For widows whose husbands died during military service and the terrorist attacks of Sept. 11, 2001, the nonprofit Tuesday’s Children hosted a retreat that helped with a grief known only by those who have lived it firsthand.
United by tragedy, half the women to attend the Sept. 7-10 retreat are Tuesday’s Children members who lost their husbands on 9/11, while the other half represent the American Widow Project group that assists military widows. And in the days leading to the anniversary of a tragedy that devastated the entire nation, this sisterhood has helped women break through their shared grief.
Christie Coombs’ husband Jeffrey was aboard American Airlines Flight 11 when it crashed into the World Trade Center on 9/11.
“Thirteen years seems like a long time,” she told TODAY, “but when you're dealing with grief and a national tragedy that comes up every year, having the support of people living that world with us is extremely important.”
Retreat participants bonded through activities and conversations, fostering solidarity and allowing them to share wisdom. In one strength-building exercise, each woman broke an arrow to represent the tragedy of losing a spouse, then turned to a wall that displayed a set of positive goals.
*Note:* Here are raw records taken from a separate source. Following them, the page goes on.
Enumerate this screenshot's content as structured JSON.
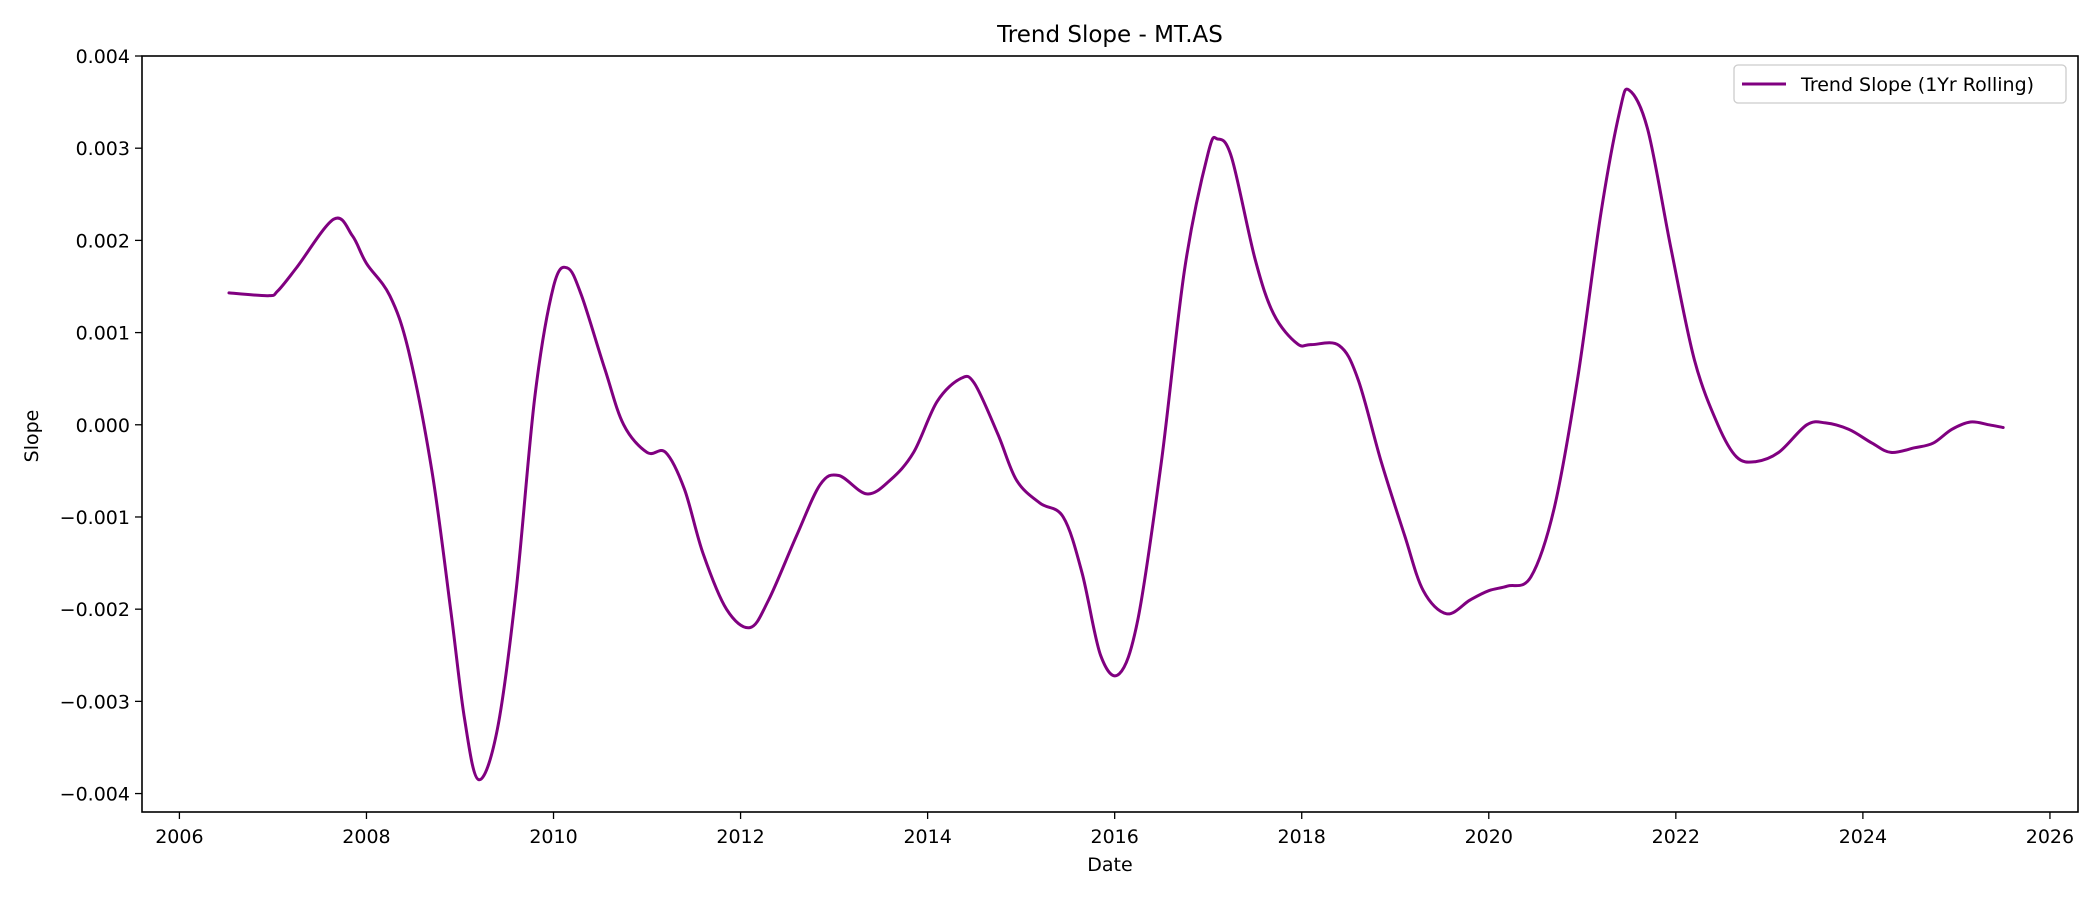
{
  "chart_data": {
    "type": "line",
    "title": "Trend Slope - MT.AS",
    "xlabel": "Date",
    "ylabel": "Slope",
    "xlim": [
      2005.6,
      2026.3
    ],
    "ylim": [
      -0.0042,
      0.004
    ],
    "x_ticks": [
      2006,
      2008,
      2010,
      2012,
      2014,
      2016,
      2018,
      2020,
      2022,
      2024,
      2026
    ],
    "x_tick_labels": [
      "2006",
      "2008",
      "2010",
      "2012",
      "2014",
      "2016",
      "2018",
      "2020",
      "2022",
      "2024",
      "2026"
    ],
    "y_ticks": [
      0.004,
      0.003,
      0.002,
      0.001,
      0.0,
      -0.001,
      -0.002,
      -0.003,
      -0.004
    ],
    "y_tick_labels": [
      "0.004",
      "0.003",
      "0.002",
      "0.001",
      "0.000",
      "−0.001",
      "−0.002",
      "−0.003",
      "−0.004"
    ],
    "grid": false,
    "legend_position": "top-right",
    "series": [
      {
        "name": "Trend Slope (1Yr Rolling)",
        "color": "#800080",
        "points": [
          [
            2006.53,
            0.00143
          ],
          [
            2006.95,
            0.0014
          ],
          [
            2007.05,
            0.00145
          ],
          [
            2007.25,
            0.0017
          ],
          [
            2007.65,
            0.00223
          ],
          [
            2007.85,
            0.00205
          ],
          [
            2008.0,
            0.00175
          ],
          [
            2008.25,
            0.0014
          ],
          [
            2008.45,
            0.0008
          ],
          [
            2008.7,
            -0.0005
          ],
          [
            2008.9,
            -0.002
          ],
          [
            2009.05,
            -0.0032
          ],
          [
            2009.2,
            -0.00385
          ],
          [
            2009.4,
            -0.0033
          ],
          [
            2009.6,
            -0.0018
          ],
          [
            2009.8,
            0.0003
          ],
          [
            2010.0,
            0.0015
          ],
          [
            2010.15,
            0.0017
          ],
          [
            2010.3,
            0.0014
          ],
          [
            2010.55,
            0.0006
          ],
          [
            2010.75,
            0.0
          ],
          [
            2011.0,
            -0.0003
          ],
          [
            2011.2,
            -0.0003
          ],
          [
            2011.4,
            -0.0007
          ],
          [
            2011.6,
            -0.0014
          ],
          [
            2011.85,
            -0.002
          ],
          [
            2012.1,
            -0.0022
          ],
          [
            2012.3,
            -0.0019
          ],
          [
            2012.6,
            -0.0012
          ],
          [
            2012.85,
            -0.00065
          ],
          [
            2013.05,
            -0.00055
          ],
          [
            2013.35,
            -0.00075
          ],
          [
            2013.6,
            -0.0006
          ],
          [
            2013.85,
            -0.0003
          ],
          [
            2014.1,
            0.00025
          ],
          [
            2014.35,
            0.0005
          ],
          [
            2014.5,
            0.00045
          ],
          [
            2014.75,
            -0.0001
          ],
          [
            2014.95,
            -0.0006
          ],
          [
            2015.2,
            -0.00085
          ],
          [
            2015.45,
            -0.001
          ],
          [
            2015.65,
            -0.0016
          ],
          [
            2015.85,
            -0.0025
          ],
          [
            2016.05,
            -0.0027
          ],
          [
            2016.25,
            -0.0021
          ],
          [
            2016.5,
            -0.0004
          ],
          [
            2016.75,
            0.0017
          ],
          [
            2017.0,
            0.00295
          ],
          [
            2017.1,
            0.0031
          ],
          [
            2017.25,
            0.0029
          ],
          [
            2017.5,
            0.0018
          ],
          [
            2017.7,
            0.0012
          ],
          [
            2017.95,
            0.00088
          ],
          [
            2018.1,
            0.00087
          ],
          [
            2018.4,
            0.00086
          ],
          [
            2018.6,
            0.0005
          ],
          [
            2018.85,
            -0.0004
          ],
          [
            2019.1,
            -0.0012
          ],
          [
            2019.3,
            -0.0018
          ],
          [
            2019.55,
            -0.00205
          ],
          [
            2019.8,
            -0.0019
          ],
          [
            2020.0,
            -0.0018
          ],
          [
            2020.2,
            -0.00175
          ],
          [
            2020.45,
            -0.00165
          ],
          [
            2020.7,
            -0.0009
          ],
          [
            2020.95,
            0.0005
          ],
          [
            2021.2,
            0.0023
          ],
          [
            2021.4,
            0.0034
          ],
          [
            2021.5,
            0.00363
          ],
          [
            2021.7,
            0.0032
          ],
          [
            2021.95,
            0.0019
          ],
          [
            2022.2,
            0.0007
          ],
          [
            2022.45,
            0.0
          ],
          [
            2022.65,
            -0.00035
          ],
          [
            2022.85,
            -0.0004
          ],
          [
            2023.1,
            -0.0003
          ],
          [
            2023.4,
            0.0
          ],
          [
            2023.6,
            2e-05
          ],
          [
            2023.85,
            -5e-05
          ],
          [
            2024.1,
            -0.0002
          ],
          [
            2024.3,
            -0.0003
          ],
          [
            2024.55,
            -0.00025
          ],
          [
            2024.75,
            -0.0002
          ],
          [
            2024.95,
            -5e-05
          ],
          [
            2025.15,
            3e-05
          ],
          [
            2025.35,
            0.0
          ],
          [
            2025.5,
            -3e-05
          ]
        ]
      }
    ]
  }
}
"For the majority of the women, this is their first time to see it's OK to smile,” American Widow Project founder Taryn Davis said. “It's OK to laugh and, even more so by doing it, their husband and his sacrifice is not being forgotten."
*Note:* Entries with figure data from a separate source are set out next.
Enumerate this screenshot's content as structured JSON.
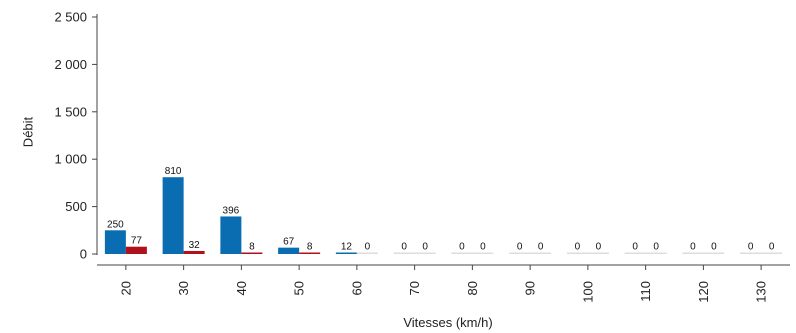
{
  "chart_data": {
    "type": "bar",
    "title": "",
    "xlabel": "Vitesses (km/h)",
    "ylabel": "Débit",
    "categories": [
      "20",
      "30",
      "40",
      "50",
      "60",
      "70",
      "80",
      "90",
      "100",
      "110",
      "120",
      "130"
    ],
    "series": [
      {
        "color": "#0a6db1",
        "values": [
          250,
          810,
          396,
          67,
          12,
          0,
          0,
          0,
          0,
          0,
          0,
          0
        ]
      },
      {
        "color": "#b0121b",
        "values": [
          77,
          32,
          8,
          8,
          0,
          0,
          0,
          0,
          0,
          0,
          0,
          0
        ]
      }
    ],
    "ylim": [
      0,
      2500
    ],
    "yticks": [
      0,
      500,
      1000,
      1500,
      2000,
      2500
    ],
    "ytick_labels": [
      "0",
      "500",
      "1 000",
      "1 500",
      "2 000",
      "2 500"
    ],
    "grid": false,
    "legend": "none"
  }
}
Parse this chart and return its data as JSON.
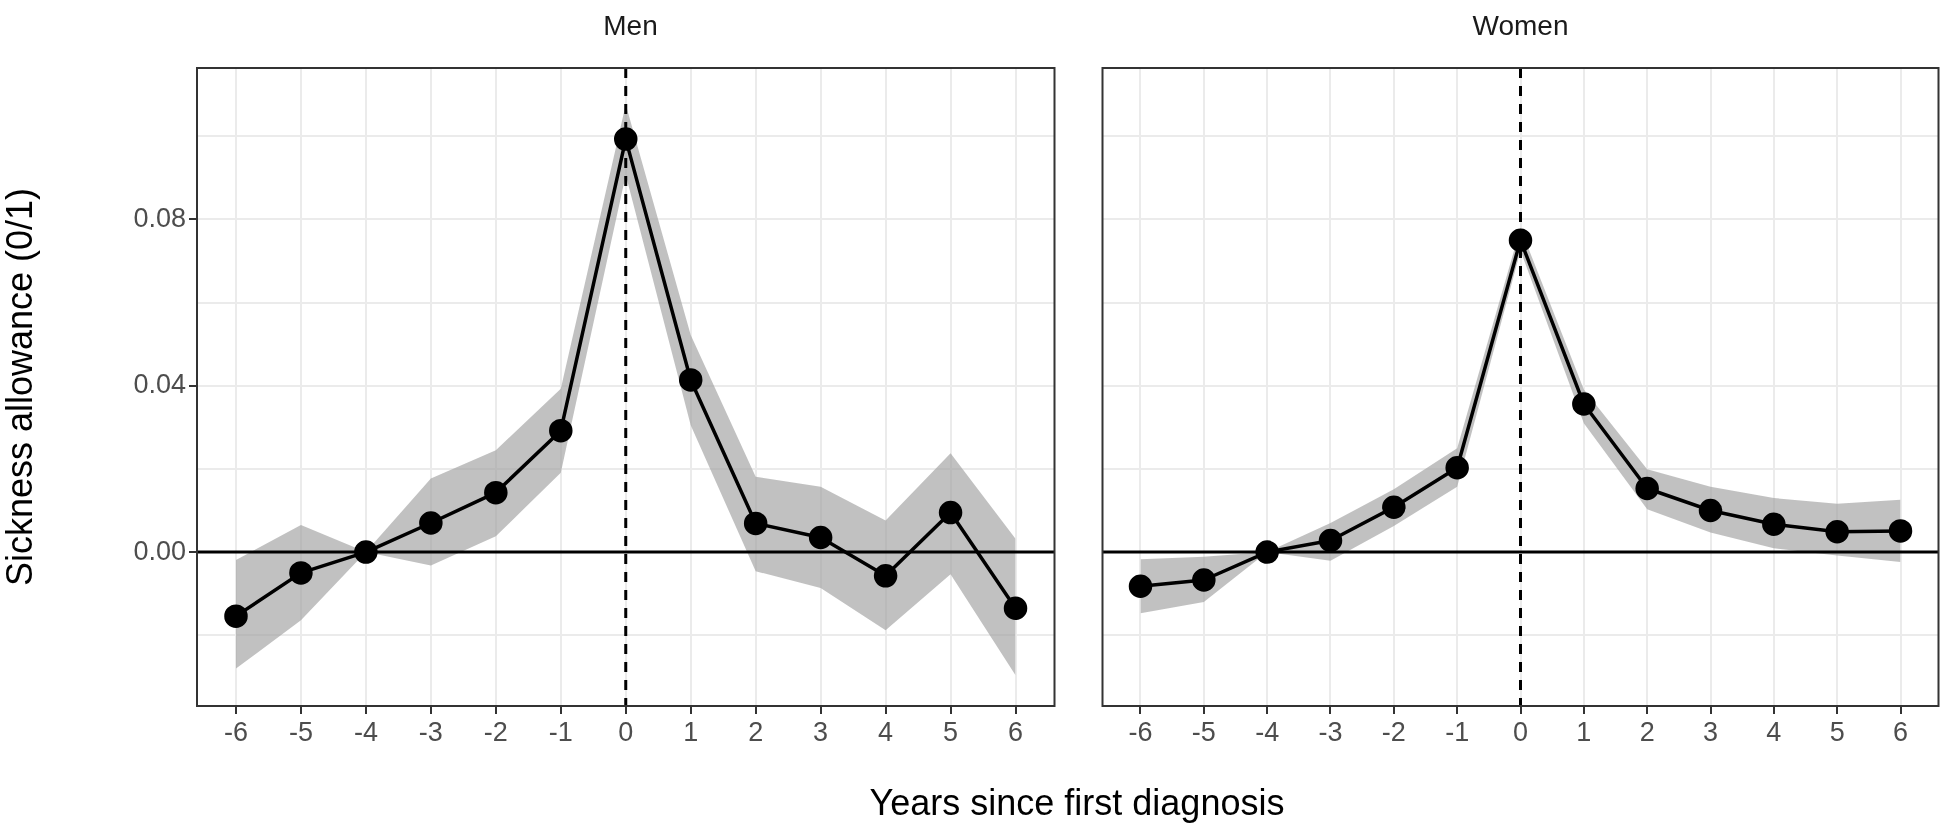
{
  "chart_data": [
    {
      "type": "line",
      "title": "Men",
      "xlabel": "Years since first diagnosis",
      "ylabel": "Sickness allowance (0/1)",
      "x": [
        -6,
        -5,
        -4,
        -3,
        -2,
        -1,
        0,
        1,
        2,
        3,
        4,
        5,
        6
      ],
      "series": [
        {
          "color": "#000000",
          "values": [
            -0.0154,
            -0.005,
            0,
            0.007,
            0.0143,
            0.0292,
            0.0993,
            0.0414,
            0.0069,
            0.0035,
            -0.0057,
            0.0095,
            -0.0135
          ],
          "lower": [
            -0.028,
            -0.0164,
            0,
            -0.0032,
            0.0038,
            0.0191,
            0.0907,
            0.0305,
            -0.0046,
            -0.0086,
            -0.0188,
            -0.0053,
            -0.0296
          ],
          "upper": [
            -0.0019,
            0.0065,
            0,
            0.0177,
            0.0245,
            0.0393,
            0.1076,
            0.0522,
            0.0181,
            0.0157,
            0.0076,
            0.0238,
            0.0032
          ]
        }
      ],
      "xlim": [
        -6.6,
        6.6
      ],
      "xticks": [
        -6,
        -5,
        -4,
        -3,
        -2,
        -1,
        0,
        1,
        2,
        3,
        4,
        5,
        6
      ],
      "ylim": [
        -0.037,
        0.1164
      ],
      "yticks": [
        {
          "value": -0.02,
          "label": null
        },
        {
          "value": 0,
          "label": "0.00"
        },
        {
          "value": 0.02,
          "label": null
        },
        {
          "value": 0.04,
          "label": "0.04"
        },
        {
          "value": 0.06,
          "label": null
        },
        {
          "value": 0.08,
          "label": "0.08"
        },
        {
          "value": 0.1,
          "label": null
        }
      ],
      "ref_lines": [
        {
          "axis": "y",
          "value": 0,
          "line_style": "solid"
        },
        {
          "axis": "x",
          "value": 0,
          "line_style": "dashed"
        }
      ],
      "grid": true,
      "legend": false,
      "marker": "circle",
      "line_style": "solid"
    },
    {
      "type": "line",
      "title": "Women",
      "x": [
        -6,
        -5,
        -4,
        -3,
        -2,
        -1,
        0,
        1,
        2,
        3,
        4,
        5,
        6
      ],
      "series": [
        {
          "color": "#000000",
          "values": [
            -0.0082,
            -0.0067,
            0,
            0.0028,
            0.0108,
            0.0203,
            0.075,
            0.0356,
            0.0153,
            0.01,
            0.0067,
            0.0049,
            0.0051
          ],
          "lower": [
            -0.0147,
            -0.012,
            0,
            -0.0021,
            0.0063,
            0.0157,
            0.0725,
            0.031,
            0.0103,
            0.0047,
            0.0009,
            -0.0008,
            -0.0024
          ],
          "upper": [
            -0.0017,
            -0.0011,
            0,
            0.007,
            0.0151,
            0.025,
            0.0779,
            0.0391,
            0.0199,
            0.0157,
            0.013,
            0.0116,
            0.0126
          ]
        }
      ],
      "xlim": [
        -6.6,
        6.6
      ],
      "xticks": [
        -6,
        -5,
        -4,
        -3,
        -2,
        -1,
        0,
        1,
        2,
        3,
        4,
        5,
        6
      ],
      "ylim": [
        -0.037,
        0.1164
      ],
      "yticks": [
        {
          "value": -0.02,
          "label": null
        },
        {
          "value": 0,
          "label": null
        },
        {
          "value": 0.02,
          "label": null
        },
        {
          "value": 0.04,
          "label": null
        },
        {
          "value": 0.06,
          "label": null
        },
        {
          "value": 0.08,
          "label": null
        },
        {
          "value": 0.1,
          "label": null
        }
      ],
      "ref_lines": [
        {
          "axis": "y",
          "value": 0,
          "line_style": "solid"
        },
        {
          "axis": "x",
          "value": 0,
          "line_style": "dashed"
        }
      ],
      "tick_labels": "x",
      "grid": true,
      "legend": false,
      "marker": "circle",
      "line_style": "solid"
    }
  ]
}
Davis was just 22 when her husband, Army Cpl. Michael Davis, died in Iraq in 2007. Her group has taken military widows on adventures, including skydiving, as a reminder that it’s possible to move forward following a devastating loss.
“So many of the women we serve, their husbands joined because of what happened on 9/11, and lost their lives in Afghanistan and Iraq,” she told TODAY. “And to be here this week and meet the women on the other side, [whose husbands] gave their life on 9/11, it's kind of like giving them both the knowledge that their sacrifice at least between those two people was not in vain.”
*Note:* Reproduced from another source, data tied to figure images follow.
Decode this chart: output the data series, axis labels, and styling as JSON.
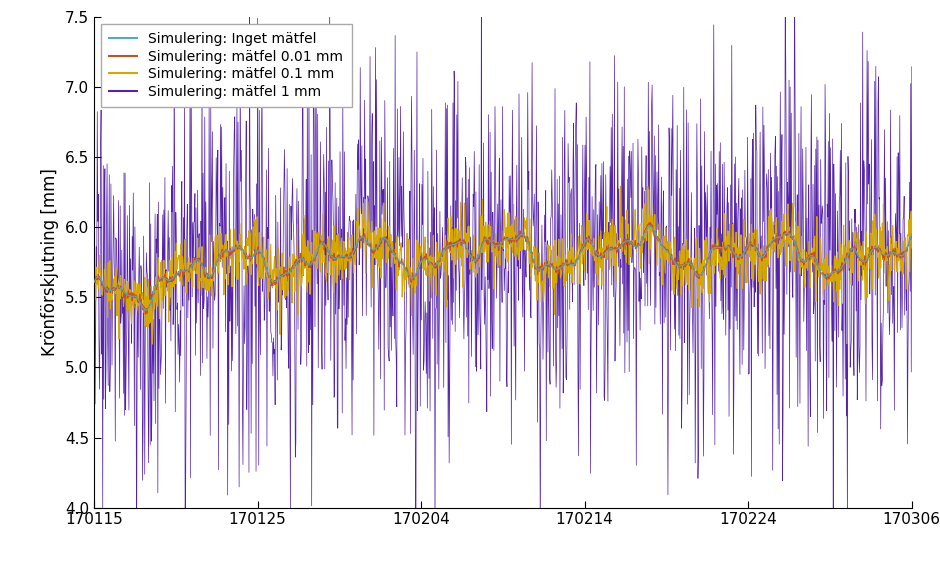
{
  "title": "",
  "ylabel": "Krönförskjutning [mm]",
  "xlabel": "",
  "ylim": [
    4.0,
    7.5
  ],
  "yticks": [
    4.0,
    4.5,
    5.0,
    5.5,
    6.0,
    6.5,
    7.0,
    7.5
  ],
  "xtick_labels": [
    "170115",
    "170125",
    "170204",
    "170214",
    "170224",
    "170306"
  ],
  "legend_labels": [
    "Simulering: Inget mätfel",
    "Simulering: mätfel 0.01 mm",
    "Simulering: mätfel 0.1 mm",
    "Simulering: mätfel 1 mm"
  ],
  "colors": [
    "#4daacc",
    "#c85020",
    "#d4a800",
    "#5522aa"
  ],
  "linewidths": [
    0.8,
    0.8,
    0.8,
    0.5
  ],
  "n_points": 1500,
  "background_color": "#ffffff",
  "figsize": [
    9.4,
    5.64
  ],
  "dpi": 100
}
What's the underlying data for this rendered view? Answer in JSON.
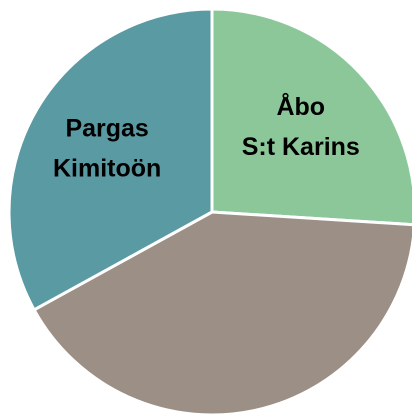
{
  "chart_data": {
    "type": "pie",
    "categories": [
      [
        "Åbo",
        "S:t Karins"
      ],
      null,
      [
        "Pargas",
        "Kimitoön"
      ]
    ],
    "values": [
      26,
      41,
      33
    ],
    "colors": [
      "#8cc79a",
      "#9b8f86",
      "#5a9aa3"
    ],
    "start_angle": 0,
    "direction": "clockwise"
  }
}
Dana Douglass Swann, who attended the retreat, can relate. “Sometimes we don't laugh because we think we need to act a certain way,” she said. “Especially when you're in it the first year, or even the first six months, you're supposed to act like a widow. The label is on — ‘You're a widow’ — so, that means you're not supposed to be smiling, [but] it's OK to laugh, it's OK to cry, it's OK to move on, and it's OK to live, because we're still left here on this earth to live. And that's what we need to do."